Clara et Hannah ouvrent leur blog, au printemps 2011 : l'écureuil du net ! à lire absolument !!!!
Merci à François Bon, qui a accueilli sur Publie.net les Carnets Lointains, et le Manuel anti-onirique.

jeudi 3 mars 2011

L'∞, 46

Sols. Je crois que depuis le matin, lorsque notre regard n'était pas au loin, dans le Monde des Idées,

(cela ne compte, c'est une pure abstraction, nous ne regardons nulle part alors, et la ligne qui relie au monde les centres noirs et infixes de nos yeux qui ne regardent pas ce qu'ils regardent, mais rebondissent, simplement, en direction de quelque abstraction splendide, et transparente, transparente au point de cacher aux yeux mêmes qui les regardent les inscriptions obscènes sur les murs, sur les tables, les désespoirs latents de ceux, qui, penchés, écoutent et n'écoutent pas, écrivent et n'écrivent pas, retiennent et ne retiennent pas ce que les voix emportent dans ces espaces, jusqu'au point de faire disparaître la tâche de moisissure et d'humidité qui s'infiltre au fil des jours, entre les jointures mal assurées de la tour, un bloc a été rajouté, je suppose, qui sans doute, d'une manière ou d'une autre, se défait lentement et inexorablement),

il est resté la plupart du temps fixé sur le sol, dans une courbure tendue et sèche à l'extrême.

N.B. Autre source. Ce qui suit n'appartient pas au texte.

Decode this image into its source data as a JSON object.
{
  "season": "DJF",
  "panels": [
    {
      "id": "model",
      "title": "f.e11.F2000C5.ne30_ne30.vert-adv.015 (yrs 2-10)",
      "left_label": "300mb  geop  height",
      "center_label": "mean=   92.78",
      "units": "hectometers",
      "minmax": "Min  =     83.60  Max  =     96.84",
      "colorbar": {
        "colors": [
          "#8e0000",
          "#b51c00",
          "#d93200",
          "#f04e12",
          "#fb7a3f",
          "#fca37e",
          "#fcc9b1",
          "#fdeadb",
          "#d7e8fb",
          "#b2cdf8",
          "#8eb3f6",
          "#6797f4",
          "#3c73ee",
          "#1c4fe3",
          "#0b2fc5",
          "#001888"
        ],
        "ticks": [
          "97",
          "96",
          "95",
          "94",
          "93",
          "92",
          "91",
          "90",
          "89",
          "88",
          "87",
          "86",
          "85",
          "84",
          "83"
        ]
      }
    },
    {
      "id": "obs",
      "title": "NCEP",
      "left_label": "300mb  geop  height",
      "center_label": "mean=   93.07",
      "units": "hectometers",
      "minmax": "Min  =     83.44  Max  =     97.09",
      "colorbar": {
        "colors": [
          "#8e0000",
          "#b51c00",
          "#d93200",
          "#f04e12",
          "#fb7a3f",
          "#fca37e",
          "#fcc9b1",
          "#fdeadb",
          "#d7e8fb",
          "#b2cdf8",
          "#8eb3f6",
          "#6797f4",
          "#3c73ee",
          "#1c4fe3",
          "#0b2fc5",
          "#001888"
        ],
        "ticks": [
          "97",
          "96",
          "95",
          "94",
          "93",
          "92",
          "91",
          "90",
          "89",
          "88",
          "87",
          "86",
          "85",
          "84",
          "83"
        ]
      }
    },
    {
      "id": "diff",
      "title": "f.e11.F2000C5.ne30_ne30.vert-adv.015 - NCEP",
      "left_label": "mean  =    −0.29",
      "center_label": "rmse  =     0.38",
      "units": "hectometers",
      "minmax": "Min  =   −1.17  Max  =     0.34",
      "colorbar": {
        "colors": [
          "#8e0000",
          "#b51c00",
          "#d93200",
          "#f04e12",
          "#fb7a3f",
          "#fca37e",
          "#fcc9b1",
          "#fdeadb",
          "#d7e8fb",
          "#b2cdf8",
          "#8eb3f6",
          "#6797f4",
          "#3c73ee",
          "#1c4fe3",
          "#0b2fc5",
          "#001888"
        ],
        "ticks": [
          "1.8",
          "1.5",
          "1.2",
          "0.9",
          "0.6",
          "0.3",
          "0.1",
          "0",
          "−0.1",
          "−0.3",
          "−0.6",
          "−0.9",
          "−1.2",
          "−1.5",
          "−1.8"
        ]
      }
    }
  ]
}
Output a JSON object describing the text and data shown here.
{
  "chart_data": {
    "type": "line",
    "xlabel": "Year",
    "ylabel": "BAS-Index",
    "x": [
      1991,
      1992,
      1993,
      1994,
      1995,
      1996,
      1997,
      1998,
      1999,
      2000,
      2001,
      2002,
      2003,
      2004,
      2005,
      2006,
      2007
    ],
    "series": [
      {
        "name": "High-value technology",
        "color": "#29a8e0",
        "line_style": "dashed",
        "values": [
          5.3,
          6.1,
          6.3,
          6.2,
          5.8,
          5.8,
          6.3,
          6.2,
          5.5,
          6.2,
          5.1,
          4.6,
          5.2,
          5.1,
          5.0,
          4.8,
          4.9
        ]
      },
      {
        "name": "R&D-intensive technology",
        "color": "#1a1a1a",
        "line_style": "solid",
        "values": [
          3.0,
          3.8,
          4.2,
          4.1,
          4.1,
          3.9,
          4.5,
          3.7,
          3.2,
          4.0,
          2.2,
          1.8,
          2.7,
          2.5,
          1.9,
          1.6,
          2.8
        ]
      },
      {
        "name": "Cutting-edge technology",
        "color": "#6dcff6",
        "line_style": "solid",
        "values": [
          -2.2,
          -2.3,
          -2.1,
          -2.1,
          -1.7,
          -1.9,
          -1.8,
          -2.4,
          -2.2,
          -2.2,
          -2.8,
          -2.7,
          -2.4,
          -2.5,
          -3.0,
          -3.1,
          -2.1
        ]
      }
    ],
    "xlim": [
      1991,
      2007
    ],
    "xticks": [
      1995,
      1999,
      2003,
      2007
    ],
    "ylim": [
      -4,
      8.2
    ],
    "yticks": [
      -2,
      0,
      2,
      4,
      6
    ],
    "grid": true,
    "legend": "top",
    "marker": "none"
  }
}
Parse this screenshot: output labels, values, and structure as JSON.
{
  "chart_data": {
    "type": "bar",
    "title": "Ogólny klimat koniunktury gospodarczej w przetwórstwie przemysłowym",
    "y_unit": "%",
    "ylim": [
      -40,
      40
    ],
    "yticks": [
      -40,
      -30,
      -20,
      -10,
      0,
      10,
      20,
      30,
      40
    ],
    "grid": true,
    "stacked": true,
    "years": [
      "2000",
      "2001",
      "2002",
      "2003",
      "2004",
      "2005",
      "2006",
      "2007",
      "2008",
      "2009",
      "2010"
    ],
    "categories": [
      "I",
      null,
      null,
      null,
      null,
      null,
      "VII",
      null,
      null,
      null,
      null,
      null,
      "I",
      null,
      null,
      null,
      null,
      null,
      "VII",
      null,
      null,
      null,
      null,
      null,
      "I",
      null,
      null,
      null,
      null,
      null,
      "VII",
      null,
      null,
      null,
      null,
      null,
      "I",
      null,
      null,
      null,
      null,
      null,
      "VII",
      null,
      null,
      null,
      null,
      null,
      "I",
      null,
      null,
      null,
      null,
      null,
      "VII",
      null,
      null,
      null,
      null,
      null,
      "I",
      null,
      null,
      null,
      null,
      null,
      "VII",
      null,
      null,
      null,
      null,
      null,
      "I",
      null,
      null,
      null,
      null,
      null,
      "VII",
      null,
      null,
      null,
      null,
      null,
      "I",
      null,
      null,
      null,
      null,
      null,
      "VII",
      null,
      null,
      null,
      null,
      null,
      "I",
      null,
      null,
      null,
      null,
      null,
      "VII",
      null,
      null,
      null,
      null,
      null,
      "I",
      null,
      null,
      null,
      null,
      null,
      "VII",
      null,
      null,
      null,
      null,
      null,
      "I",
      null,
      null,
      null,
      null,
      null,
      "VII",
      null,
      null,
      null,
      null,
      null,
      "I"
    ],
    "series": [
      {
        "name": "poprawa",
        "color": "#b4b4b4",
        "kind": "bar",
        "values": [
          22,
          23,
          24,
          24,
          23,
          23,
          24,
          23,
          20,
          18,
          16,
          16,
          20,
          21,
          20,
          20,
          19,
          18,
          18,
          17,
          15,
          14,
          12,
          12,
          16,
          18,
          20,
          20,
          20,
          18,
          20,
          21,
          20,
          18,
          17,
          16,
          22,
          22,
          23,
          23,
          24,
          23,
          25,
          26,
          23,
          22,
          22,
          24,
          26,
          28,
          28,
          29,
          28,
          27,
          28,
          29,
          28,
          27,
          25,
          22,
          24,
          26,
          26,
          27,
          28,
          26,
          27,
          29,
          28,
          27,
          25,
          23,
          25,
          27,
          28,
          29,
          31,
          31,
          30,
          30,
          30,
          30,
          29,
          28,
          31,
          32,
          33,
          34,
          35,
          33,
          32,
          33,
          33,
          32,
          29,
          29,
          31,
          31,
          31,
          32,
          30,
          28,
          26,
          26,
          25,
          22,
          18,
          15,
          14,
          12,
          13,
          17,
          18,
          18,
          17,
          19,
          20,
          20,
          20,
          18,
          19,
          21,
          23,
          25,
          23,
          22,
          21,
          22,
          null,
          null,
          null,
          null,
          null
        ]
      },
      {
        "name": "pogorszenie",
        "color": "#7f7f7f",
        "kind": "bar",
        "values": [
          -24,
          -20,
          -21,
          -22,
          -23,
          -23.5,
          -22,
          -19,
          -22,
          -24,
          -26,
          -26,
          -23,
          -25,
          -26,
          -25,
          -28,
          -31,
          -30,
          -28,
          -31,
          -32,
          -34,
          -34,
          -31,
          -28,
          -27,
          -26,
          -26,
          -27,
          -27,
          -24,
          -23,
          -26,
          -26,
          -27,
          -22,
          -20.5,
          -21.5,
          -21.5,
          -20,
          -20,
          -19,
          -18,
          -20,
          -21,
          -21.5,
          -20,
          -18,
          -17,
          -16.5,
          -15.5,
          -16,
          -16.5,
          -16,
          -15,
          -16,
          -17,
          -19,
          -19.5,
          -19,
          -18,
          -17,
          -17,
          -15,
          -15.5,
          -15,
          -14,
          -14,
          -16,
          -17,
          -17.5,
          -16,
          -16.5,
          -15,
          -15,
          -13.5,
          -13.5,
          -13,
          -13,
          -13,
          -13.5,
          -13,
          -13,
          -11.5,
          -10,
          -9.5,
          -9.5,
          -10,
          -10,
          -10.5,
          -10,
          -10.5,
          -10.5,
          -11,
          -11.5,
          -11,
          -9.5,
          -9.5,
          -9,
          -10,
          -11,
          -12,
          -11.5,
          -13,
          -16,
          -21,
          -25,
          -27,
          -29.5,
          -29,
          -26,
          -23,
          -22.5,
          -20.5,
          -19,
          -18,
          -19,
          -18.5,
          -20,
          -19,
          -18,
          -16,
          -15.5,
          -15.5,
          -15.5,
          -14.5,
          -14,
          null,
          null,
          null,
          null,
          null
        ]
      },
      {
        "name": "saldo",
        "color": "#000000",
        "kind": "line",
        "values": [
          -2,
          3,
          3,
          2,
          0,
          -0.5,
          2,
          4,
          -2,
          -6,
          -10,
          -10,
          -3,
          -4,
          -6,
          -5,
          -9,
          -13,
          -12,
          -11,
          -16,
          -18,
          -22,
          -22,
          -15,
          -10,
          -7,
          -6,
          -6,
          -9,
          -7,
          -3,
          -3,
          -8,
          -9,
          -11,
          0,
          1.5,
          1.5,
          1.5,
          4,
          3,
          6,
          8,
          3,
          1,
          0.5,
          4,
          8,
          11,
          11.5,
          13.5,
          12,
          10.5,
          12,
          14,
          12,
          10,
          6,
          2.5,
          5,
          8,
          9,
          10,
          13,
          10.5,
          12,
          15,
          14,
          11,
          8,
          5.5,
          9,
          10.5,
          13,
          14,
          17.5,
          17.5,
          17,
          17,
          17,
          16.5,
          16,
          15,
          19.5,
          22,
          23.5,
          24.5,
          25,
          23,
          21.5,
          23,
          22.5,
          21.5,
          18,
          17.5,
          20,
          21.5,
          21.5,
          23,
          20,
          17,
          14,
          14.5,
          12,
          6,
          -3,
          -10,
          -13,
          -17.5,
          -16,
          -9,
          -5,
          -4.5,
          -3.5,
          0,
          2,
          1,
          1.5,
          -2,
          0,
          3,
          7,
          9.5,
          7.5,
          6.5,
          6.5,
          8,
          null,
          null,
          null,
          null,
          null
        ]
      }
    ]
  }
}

À nos pieds, dans les traces grises, poisseuses, du dehors. Et j'en ignore la raison, sinon que ces espaces nous enferment, et nous rabattent vers le sol comme une bourrasque rabat la pluie, brusquement, et en gifle les espoirs. Sols artificiels. Le sol neutre est sans couleur, je me demande quelle matière est la sienne, pour être aussi invisible aux regards, aussi longtemps soient-ils fixés sur lui, matière née immondément de déchets industriels qui, à côté, après avoir lentement fait mourir tout un étang immense, empestent l'air ambiant, colorent les rêves de jaune (depuis des années et des années que je passe ici, je n'ai jamais pu en imprimer sur mes rétines la couleur indécise),

et quand il regardait ailleurs, cherchant avec désolation une texture autre possible, il ne trouvait aucune modulation du monde, seulement le béton gris et indifférent des escaliers, dont les angles menaçaient les chutes, et par endroits, le bitume rougeâtre et menaçant, recouvert de mégots de cigarettes que des mains désœuvrées avaient roulées elles-mêmes, qu'un souffle avait traversé, et qui se décomposaient à présent lentement dans des flaques d'eau, et parsemant ce désert, dessinant des constellations inédites et boiteuses, mondes inachevés, abandonnés par un créateur imprudent avant même de l'avoir pleinement conçu, esquisse sans envergure d'une rêverie effilochée, défaite,

les taches rondes et vagues des chewing-gums, recrachés et écrasés qui maculaient sa rétine.